Dominic asked me what directing I had done to date. I told him that at university I’d made a short film but in the main I had directed theatre – musical comedies, new writing, and Shakespeare.

“I’ve always wanted to do Shakespeare,” he said, and then added six words I’ll never forget: “We should make a film together”.

A LIFELONG AMBITION

Over the days that followed I began to turn ideas over in my mind. But two weeks later his dear wife Jane died very suddenly and I naturally assumed our Shakespeare project would be off. At the funeral, however, Dominic introduced me to his daughter Rebecca Scarpati, a novelist from New York. He pointed to a side room and told us to go off to discuss some options.

What about Prospero’s farewell speech from The Tempest, I suggested. He’s always hankered after playing John of Gaunt from Richard II, Rebecca remembered. As Dominic later told me, he had been apprehensive of Shakespeare’s text for many years. But now, having fully studied that text, understood it, and appreciated the beauty within it, he felt ready. The intervening years also offered Dominic insight into Gaunt himself. He finally had the age and experience to match his fictional counterpart. Now was his chance to fulfil his dream and tackle the English canon’s greatest classic. I told Rebecca, that sounds just right.

THIS SCEPTRED ISLE

John of Gaunt’s famous speech, ‘This Sceptred Isle’, speaks to people who don’t know much Shakespeare as well as those who do. In it, the great English aristocrat on his deathbed prophesies the downfall of the England of his youth under the rule of a new weak, corrupt, self-serving king, Richard II. Only a dying man, it suggests, can truly speak truth to power “for they breathe truth that breathe their words in pain”. Dominic firmly believes “truth is the technique” – that the core of acting is truthful inhabitation of the character and the text, ignoring everything extraneous. Having an American speak these quintessentially English lines unlocks new parallels between our increasingly chaotic world and Shakespeare’s own. It translates the particular into the universal. It offers an opportunity to examine what people today believe about themselves. And the best way to do that would be through the juxtapositions of comedy. An hour later Rebecca and I left our cloistered side room with an exciting idea.

Two days later Rebecca’s brilliant script – a hilarious study of truth in acting – landed in my inbox with the invitation that she was happy for me to suggest changes. I made some, adding to the drama with an opening scene in which King Richard pokes fun at the dying Gaunt. It is done through a voiceover which might be actors overheard in an adjacent rehearsal room or might be the play running through Dominic’s mind as, aged 93, the veteran actor awaits his first Shakespeare audition. To accentuate the universality of the politics, lines like “Do you think America has never had bad rulers?” were added to bring resonances from our modern political era.

NECESSITY AND INVENTION

Making this film during my theatre directing training, without external support or funding, was challenging. I had no budget but depended on fundraising from family and friends. And I have been greatly helped by a team of extraordinary professionals, cast and crew, who generously chose to take part in it without any fee.

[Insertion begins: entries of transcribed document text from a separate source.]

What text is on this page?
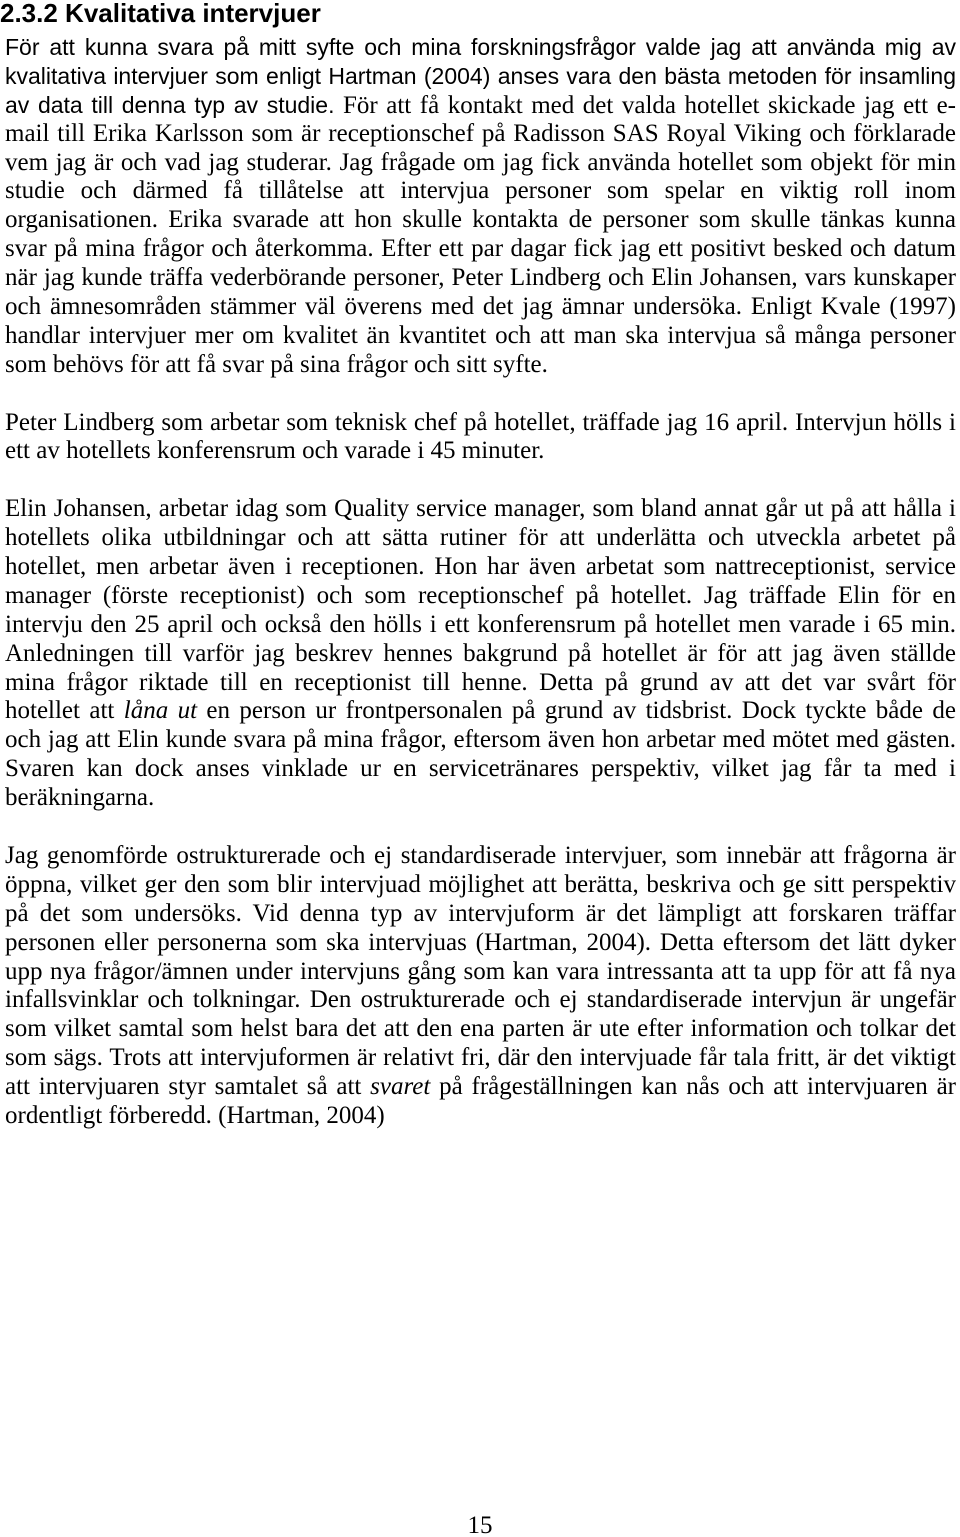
2.3.2 Kvalitativa intervjuer
För att kunna svara på mitt syfte och mina forskningsfrågor valde jag att använda mig av
kvalitativa intervjuer som enligt Hartman (2004) anses vara den bästa metoden för insamling
av data till denna typ av studie. För att få kontakt med det valda hotellet skickade jag ett e-
mail till Erika Karlsson som är receptionschef på Radisson SAS Royal Viking och förklarade
vem jag är och vad jag studerar. Jag frågade om jag fick använda hotellet som objekt för min
studie och därmed få tillåtelse att intervjua personer som spelar en viktig roll inom
organisationen. Erika svarade att hon skulle kontakta de personer som skulle tänkas kunna
svar på mina frågor och återkomma. Efter ett par dagar fick jag ett positivt besked och datum
när jag kunde träffa vederbörande personer, Peter Lindberg och Elin Johansen, vars kunskaper
och ämnesområden stämmer väl överens med det jag ämnar undersöka. Enligt Kvale (1997)
handlar intervjuer mer om kvalitet än kvantitet och att man ska intervjua så många personer
som behövs för att få svar på sina frågor och sitt syfte.
Peter Lindberg som arbetar som teknisk chef på hotellet, träffade jag 16 april. Intervjun hölls i
ett av hotellets konferensrum och varade i 45 minuter.
Elin Johansen, arbetar idag som Quality service manager, som bland annat går ut på att hålla i
hotellets olika utbildningar och att sätta rutiner för att underlätta och utveckla arbetet på
hotellet, men arbetar även i receptionen. Hon har även arbetat som nattreceptionist, service
manager (förste receptionist) och som receptionschef på hotellet. Jag träffade Elin för en
intervju den 25 april och också den hölls i ett konferensrum på hotellet men varade i 65 min.
Anledningen till varför jag beskrev hennes bakgrund på hotellet är för att jag även ställde
mina frågor riktade till en receptionist till henne. Detta på grund av att det var svårt för
hotellet att låna ut en person ur frontpersonalen på grund av tidsbrist. Dock tyckte både de
och jag att Elin kunde svara på mina frågor, eftersom även hon arbetar med mötet med gästen.
Svaren kan dock anses vinklade ur en servicetränares perspektiv, vilket jag får ta med i
beräkningarna.
Jag genomförde ostrukturerade och ej standardiserade intervjuer, som innebär att frågorna är
öppna, vilket ger den som blir intervjuad möjlighet att berätta, beskriva och ge sitt perspektiv
på det som undersöks. Vid denna typ av intervjuform är det lämpligt att forskaren träffar
personen eller personerna som ska intervjuas (Hartman, 2004). Detta eftersom det lätt dyker
upp nya frågor/ämnen under intervjuns gång som kan vara intressanta att ta upp för att få nya
infallsvinklar och tolkningar. Den ostrukturerade och ej standardiserade intervjun är ungefär
som vilket samtal som helst bara det att den ena parten är ute efter information och tolkar det
som sägs. Trots att intervjuformen är relativt fri, där den intervjuade får tala fritt, är det viktigt
att intervjuaren styr samtalet så att svaret på frågeställningen kan nås och att intervjuaren är
ordentligt förberedd. (Hartman, 2004)
15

Originally I had hoped to film the opening scene on the stage of Shakespeare’s Globe Theatre in London, or in the extraordinary replica of Inigo Jones Cockpit theatre which has been built at the Shakespeare Playhouse North at Prescot in the north of England. Permissions and logistics did not allow this. But necessity was the mother of invention and, though I lamented having to film it in the upper room of the Packhorse Pub on Egham Hill, the focused interiority of that setting now adds a greater intensity to the opening which takes place in our ancient actor’s mind rather than in Shakespeare’s Wooden-O.

Thanks to the editing skills of Neil Fergusson the film creates, I hope, an engaging balance between satiric comedy and a serious reflection about truth in art.

In "Breathe Truth' an old man emboldened by having nothing left to lose, delivers some home truths to an arrogant ruler who badly needs to hear them. It is a timely reminder - and a call to action - to tell the truth, no matter how difficult it may be to do so.